While bravely fighting with the IMAP implementation in Apache James,
Robert
is hoping for relieve by
new e-mail protocols.
And indeed, it's high time. A lot of energy, both in productivity time and electrical power, is
wasted. Wasted by huge piles of spam and other types of unsolicited e-mail. And this is not only a social
phenomenon, it is made possible by the protocols used to transfer mail between
computers. These protocols (SMTP, IMAP, POP) stem from the information technology middle ages.
They are not appropriate for today's needs.
We need something better. I don't talk about 'e-mail 2.0' here. We need 'e-mail 1.0', first.

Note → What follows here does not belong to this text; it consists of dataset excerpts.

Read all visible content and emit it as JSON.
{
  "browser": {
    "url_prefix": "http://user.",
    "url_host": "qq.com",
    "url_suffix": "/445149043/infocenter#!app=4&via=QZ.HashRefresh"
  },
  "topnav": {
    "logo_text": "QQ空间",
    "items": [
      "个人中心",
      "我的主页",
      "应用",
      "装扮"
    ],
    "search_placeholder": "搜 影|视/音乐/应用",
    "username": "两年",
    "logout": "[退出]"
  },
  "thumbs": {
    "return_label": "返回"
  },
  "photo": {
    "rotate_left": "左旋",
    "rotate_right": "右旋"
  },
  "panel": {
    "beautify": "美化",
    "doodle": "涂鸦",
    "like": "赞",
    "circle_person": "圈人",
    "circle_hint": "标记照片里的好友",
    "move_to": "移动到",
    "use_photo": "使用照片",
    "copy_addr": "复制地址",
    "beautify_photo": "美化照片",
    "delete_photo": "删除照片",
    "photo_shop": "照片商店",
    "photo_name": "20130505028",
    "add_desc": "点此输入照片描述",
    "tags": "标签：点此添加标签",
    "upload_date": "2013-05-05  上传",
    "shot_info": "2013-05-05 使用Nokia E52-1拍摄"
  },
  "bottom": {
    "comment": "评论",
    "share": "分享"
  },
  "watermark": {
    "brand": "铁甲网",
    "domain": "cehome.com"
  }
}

So the proposed goal is to establish RMEP, based on HTTP and XML.
I don't think HTTP is an appropriate prerequisite.
HTTP is a client/server protocol. It is not designed for message transfer. It is designed for hypertext transfer
in the request/response world. And yes, you can probably make every protocol or type of messaging
working embedded into HTTP. But there is no way to hide that the protocol wasn't originally build for this purpose.
The interesting parts of such a mail protocol would be contained in the XML part, though.
So using HTTP only leads to a half-hearted solution.
We would start from a broken protocol and end up with a new protocol embedded in an another-purpose host protocol.
The best would be to use a protocol which is especially designed for exchanging messages,
both between client/server and server/server, which from the beginning supports security, encryption and compression
and is extensible. Which is transport agnostic and uses XML as its syntactical foundation.
A protocol matching all this is already in broad use, it is well-specified and understood. Mature, if you want.
It's called XMPP, Extensible Messaging and Presence Protocol. The community around XMPP is open and very welcoming.
And if you want, you can even transport XMPP via HTTP.
XMPP is not restricted to request/reponse (polling). The server
can truely push to its clients which reduces network traffic and makes life easier.
XMPP is not RESTful. But access to a single message and complete message structures (trees of mailboxes) could be RESTyfied within XMPP.
XEP-0013 could be a starting point.
Mailboxes and storage would still need to be specified as separate XMPP extensions.
Let's just hope that in the end the next-generation e-mail protocol (be it RMEP, XMPP or something else) will
be chosen for its technical merits and not only because of politics.